Он же не может быть настолько глуп?
– Вы не хуже меня это знаете.
Он медлит.
– Тогда расскажите правду этой комнате. Вероятно, вам удастся спастись, не предавая доверия.
– Если вы все знаете, то как можете не защищать меня? – вопрошаю я.
– Я не вправе никого защищать, – говорит он. – Лишь судить. Постарайтесь дать мне что-то для суждений. Согрейтесь у огня, расскажите свою историю очагу и, быть может, поймете, что сказать мне.
Я киваю, теряясь между яростью и отчаянием.
Он молча идет к дверям.
– Вераин! – резко окликаю я.
– Да?
– Как вышло, что вы держите такую норовистую лошадь?
Вопрос застает его врасплох, и он смеется:
– Луноцветка не слишком дружелюбна, не так ли? Полагаю, продай я ее, другой хозяин живо отправил бы ее на убой.
– Ясно.
Здесь идет какая-то игра, целей которой я пока не понимаю. Но человек с таким добрым сердцем не обрек бы меня на гибель ради безопасности принца. Он хочет меня выслушать. Надо лишь решить, чем я могу поделиться.
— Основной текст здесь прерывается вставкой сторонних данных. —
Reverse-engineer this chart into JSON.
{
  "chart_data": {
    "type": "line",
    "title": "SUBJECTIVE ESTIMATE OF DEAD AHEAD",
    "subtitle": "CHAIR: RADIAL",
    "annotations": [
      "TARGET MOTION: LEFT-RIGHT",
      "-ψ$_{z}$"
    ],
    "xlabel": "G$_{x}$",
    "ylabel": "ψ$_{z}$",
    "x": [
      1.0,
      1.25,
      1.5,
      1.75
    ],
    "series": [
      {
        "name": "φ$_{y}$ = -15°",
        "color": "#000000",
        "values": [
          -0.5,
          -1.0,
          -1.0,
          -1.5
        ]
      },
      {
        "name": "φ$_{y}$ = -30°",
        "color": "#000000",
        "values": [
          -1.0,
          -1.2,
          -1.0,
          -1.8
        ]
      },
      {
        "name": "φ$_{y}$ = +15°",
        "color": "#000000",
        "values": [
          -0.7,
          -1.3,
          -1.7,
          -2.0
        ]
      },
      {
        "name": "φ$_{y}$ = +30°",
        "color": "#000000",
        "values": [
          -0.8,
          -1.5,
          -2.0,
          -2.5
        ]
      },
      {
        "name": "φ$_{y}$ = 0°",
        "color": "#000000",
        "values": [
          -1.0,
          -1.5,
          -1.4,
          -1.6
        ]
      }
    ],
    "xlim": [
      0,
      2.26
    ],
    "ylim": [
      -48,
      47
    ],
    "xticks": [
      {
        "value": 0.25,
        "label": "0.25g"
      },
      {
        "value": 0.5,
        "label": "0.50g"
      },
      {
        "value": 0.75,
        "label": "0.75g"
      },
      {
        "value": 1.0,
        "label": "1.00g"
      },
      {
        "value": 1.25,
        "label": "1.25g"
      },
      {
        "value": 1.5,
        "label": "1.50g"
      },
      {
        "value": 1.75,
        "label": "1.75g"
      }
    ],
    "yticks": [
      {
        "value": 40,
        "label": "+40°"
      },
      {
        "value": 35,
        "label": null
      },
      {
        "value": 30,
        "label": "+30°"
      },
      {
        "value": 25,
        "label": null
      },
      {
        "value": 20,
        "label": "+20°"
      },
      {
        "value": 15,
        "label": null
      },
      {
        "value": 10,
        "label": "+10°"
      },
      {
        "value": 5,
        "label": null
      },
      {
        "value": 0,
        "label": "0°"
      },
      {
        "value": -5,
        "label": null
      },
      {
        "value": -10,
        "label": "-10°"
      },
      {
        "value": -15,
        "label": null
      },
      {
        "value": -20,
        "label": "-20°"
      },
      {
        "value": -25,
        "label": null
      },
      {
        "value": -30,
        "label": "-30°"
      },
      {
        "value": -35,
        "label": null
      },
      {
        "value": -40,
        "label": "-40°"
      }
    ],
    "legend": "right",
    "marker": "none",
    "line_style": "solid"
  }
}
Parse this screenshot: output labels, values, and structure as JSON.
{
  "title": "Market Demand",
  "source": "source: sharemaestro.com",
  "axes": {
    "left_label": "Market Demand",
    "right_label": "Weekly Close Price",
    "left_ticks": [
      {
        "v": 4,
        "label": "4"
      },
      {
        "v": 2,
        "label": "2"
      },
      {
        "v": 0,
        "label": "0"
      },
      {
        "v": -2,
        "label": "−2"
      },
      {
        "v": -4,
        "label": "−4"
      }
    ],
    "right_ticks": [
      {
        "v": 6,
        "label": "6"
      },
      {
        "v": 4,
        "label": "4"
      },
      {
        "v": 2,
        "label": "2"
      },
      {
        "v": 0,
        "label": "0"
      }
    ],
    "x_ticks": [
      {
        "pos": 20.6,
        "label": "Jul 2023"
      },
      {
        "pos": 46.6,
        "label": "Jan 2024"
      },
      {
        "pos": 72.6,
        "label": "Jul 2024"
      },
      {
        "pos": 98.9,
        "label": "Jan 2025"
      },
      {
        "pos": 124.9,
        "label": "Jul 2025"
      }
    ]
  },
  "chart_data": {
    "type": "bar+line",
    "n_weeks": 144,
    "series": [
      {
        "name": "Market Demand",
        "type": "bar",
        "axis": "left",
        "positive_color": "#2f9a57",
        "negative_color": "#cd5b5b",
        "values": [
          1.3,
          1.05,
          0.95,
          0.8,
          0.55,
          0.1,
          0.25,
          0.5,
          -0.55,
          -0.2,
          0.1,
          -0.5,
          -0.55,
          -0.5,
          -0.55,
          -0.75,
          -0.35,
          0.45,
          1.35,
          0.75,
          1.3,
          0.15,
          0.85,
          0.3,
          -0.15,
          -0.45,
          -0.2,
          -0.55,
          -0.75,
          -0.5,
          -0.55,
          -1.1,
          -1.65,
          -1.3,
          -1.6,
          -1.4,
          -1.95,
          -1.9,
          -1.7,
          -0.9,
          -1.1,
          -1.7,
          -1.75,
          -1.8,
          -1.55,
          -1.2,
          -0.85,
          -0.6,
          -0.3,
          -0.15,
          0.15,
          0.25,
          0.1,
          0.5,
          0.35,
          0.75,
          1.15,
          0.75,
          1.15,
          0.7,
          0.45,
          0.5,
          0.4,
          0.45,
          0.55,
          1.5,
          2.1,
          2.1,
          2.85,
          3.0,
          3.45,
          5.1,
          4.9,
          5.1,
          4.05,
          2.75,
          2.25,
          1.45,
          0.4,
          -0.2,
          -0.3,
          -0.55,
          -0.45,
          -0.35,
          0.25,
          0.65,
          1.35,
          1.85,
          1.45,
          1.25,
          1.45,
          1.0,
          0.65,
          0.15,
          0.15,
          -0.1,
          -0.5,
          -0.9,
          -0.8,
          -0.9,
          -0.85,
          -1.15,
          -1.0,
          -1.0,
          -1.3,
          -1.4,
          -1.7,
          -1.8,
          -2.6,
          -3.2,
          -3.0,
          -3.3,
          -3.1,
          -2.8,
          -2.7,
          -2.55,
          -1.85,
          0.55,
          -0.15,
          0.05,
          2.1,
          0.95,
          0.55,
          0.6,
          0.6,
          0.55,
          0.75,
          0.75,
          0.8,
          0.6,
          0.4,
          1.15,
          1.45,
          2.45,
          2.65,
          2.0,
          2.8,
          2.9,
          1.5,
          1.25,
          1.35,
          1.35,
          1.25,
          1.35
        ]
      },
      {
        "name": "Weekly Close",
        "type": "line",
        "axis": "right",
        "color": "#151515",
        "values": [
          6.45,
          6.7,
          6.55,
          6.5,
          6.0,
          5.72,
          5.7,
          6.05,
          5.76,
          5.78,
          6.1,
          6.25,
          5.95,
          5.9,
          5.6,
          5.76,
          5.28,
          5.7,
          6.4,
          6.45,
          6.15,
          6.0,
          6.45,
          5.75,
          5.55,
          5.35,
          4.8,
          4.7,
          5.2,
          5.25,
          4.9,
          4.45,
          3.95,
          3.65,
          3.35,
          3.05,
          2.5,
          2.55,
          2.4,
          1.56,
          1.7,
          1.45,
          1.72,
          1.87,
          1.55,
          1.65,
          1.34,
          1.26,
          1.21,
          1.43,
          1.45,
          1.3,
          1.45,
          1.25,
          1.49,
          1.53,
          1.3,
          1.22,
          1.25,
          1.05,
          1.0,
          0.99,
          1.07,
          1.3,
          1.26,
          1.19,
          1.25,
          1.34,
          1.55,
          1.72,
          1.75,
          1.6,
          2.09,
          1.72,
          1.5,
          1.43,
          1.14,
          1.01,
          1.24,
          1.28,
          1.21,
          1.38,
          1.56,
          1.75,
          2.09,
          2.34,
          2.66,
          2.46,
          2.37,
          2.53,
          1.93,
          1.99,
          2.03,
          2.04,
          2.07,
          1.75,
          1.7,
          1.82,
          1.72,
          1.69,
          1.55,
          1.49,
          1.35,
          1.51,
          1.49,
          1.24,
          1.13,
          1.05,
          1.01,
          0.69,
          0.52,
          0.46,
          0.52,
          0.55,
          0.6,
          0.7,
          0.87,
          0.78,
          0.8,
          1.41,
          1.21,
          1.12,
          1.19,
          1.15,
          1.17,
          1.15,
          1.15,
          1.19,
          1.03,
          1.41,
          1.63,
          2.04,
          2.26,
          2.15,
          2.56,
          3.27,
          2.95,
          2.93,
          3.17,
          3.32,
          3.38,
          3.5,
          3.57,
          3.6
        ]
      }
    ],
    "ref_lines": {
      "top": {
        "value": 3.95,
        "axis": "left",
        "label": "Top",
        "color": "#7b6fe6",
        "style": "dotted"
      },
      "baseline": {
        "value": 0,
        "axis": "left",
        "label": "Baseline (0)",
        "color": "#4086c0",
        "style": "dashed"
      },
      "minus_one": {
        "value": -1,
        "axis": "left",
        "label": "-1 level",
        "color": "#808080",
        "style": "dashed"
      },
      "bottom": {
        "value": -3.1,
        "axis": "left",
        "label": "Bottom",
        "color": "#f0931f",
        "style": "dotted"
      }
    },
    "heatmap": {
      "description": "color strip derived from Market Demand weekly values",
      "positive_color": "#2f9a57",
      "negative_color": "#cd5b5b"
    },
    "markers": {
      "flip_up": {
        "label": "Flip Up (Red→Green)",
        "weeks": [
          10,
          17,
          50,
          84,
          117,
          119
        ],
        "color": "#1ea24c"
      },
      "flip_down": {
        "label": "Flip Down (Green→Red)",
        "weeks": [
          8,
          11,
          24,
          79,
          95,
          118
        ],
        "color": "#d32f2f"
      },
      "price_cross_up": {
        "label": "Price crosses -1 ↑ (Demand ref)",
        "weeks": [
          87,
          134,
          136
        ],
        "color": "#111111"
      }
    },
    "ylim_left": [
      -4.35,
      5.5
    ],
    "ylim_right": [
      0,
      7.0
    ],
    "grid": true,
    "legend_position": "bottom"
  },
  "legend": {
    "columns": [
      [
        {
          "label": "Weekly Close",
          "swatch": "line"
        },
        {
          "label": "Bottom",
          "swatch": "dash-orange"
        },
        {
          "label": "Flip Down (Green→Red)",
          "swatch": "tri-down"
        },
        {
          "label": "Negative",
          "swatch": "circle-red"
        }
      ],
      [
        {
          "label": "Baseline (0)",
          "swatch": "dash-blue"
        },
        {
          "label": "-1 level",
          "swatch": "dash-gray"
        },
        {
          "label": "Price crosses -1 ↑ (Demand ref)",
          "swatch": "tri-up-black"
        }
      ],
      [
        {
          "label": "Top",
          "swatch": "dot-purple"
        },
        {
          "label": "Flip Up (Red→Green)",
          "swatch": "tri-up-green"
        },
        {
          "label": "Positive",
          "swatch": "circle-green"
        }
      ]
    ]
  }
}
Филадон еще мгновение изучает меня, указывает на очаг и уходит. Я жду, слушаю тишину и, лишь убедившись, что за мной не придут стражники, спешу к судейскому столу и наливаю себе чашку воды. Опустошаю за три глотка, тут же наливаю еще одну и пью уже спокойнее.
Бросаю взгляд на очаг. В ушах звучит совет Филадона. Он точно знает мою историю, хотя бы отчасти. Знает, что Ветер – это Кестрин. Но знает ли, от чего Кестрин защищал меня?
Я наблюдаю за пляшущим огоньком. Другие судьи не станут слушать никаких жалоб на Корби, это мне тоже ясно. Смерть, говорят они. Что станет с Валкой, если я умру? Если кожу на мне повредить, она вернется к ней в синяках и крови или исцеленная? Или вообще не вернется?
Я медленно подхожу к очагу и сажусь на колени у решетки. Погода уже слишком теплая, и огонь развели совсем небольшой, но мне все еще холодно после ночи в камере, так что легкий жар приятен. Но что мне рассказать? Я сглатываю и заставляю себя говорить:
– Я не колдунья и не скрываю ни крупицы дара.
Очаг не отвечает, сам с собой потрескивая языками пламени.
Я закрываю глаза и склоняю лицо ближе к теплу:
– Ну, давай посмотрим на обвинения. Голова Фалады говорит со мной, называя принцессой. Он, подаренный принцессе, позволяет садиться на себя лишь мне.
Я замираю, чувствуя заметное давление цепочки на горло. Даже в одиночестве нельзя подбираться слишком близко к правде.
– Дальше, – продолжаю я, – Ветер защищает меня от нападения. Тот же Ветер, что подружился со мной еще дома, что нашел меня на новой земле и что полетел за мной, когда я вчера убежала на равнины. Ветер – это не я, и не я им повелеваю, – выговариваюсь мерцанию пламени. – Ветер – это Кестрин. Даже если он навсегда пропал, я не выдам его тайну Кругу.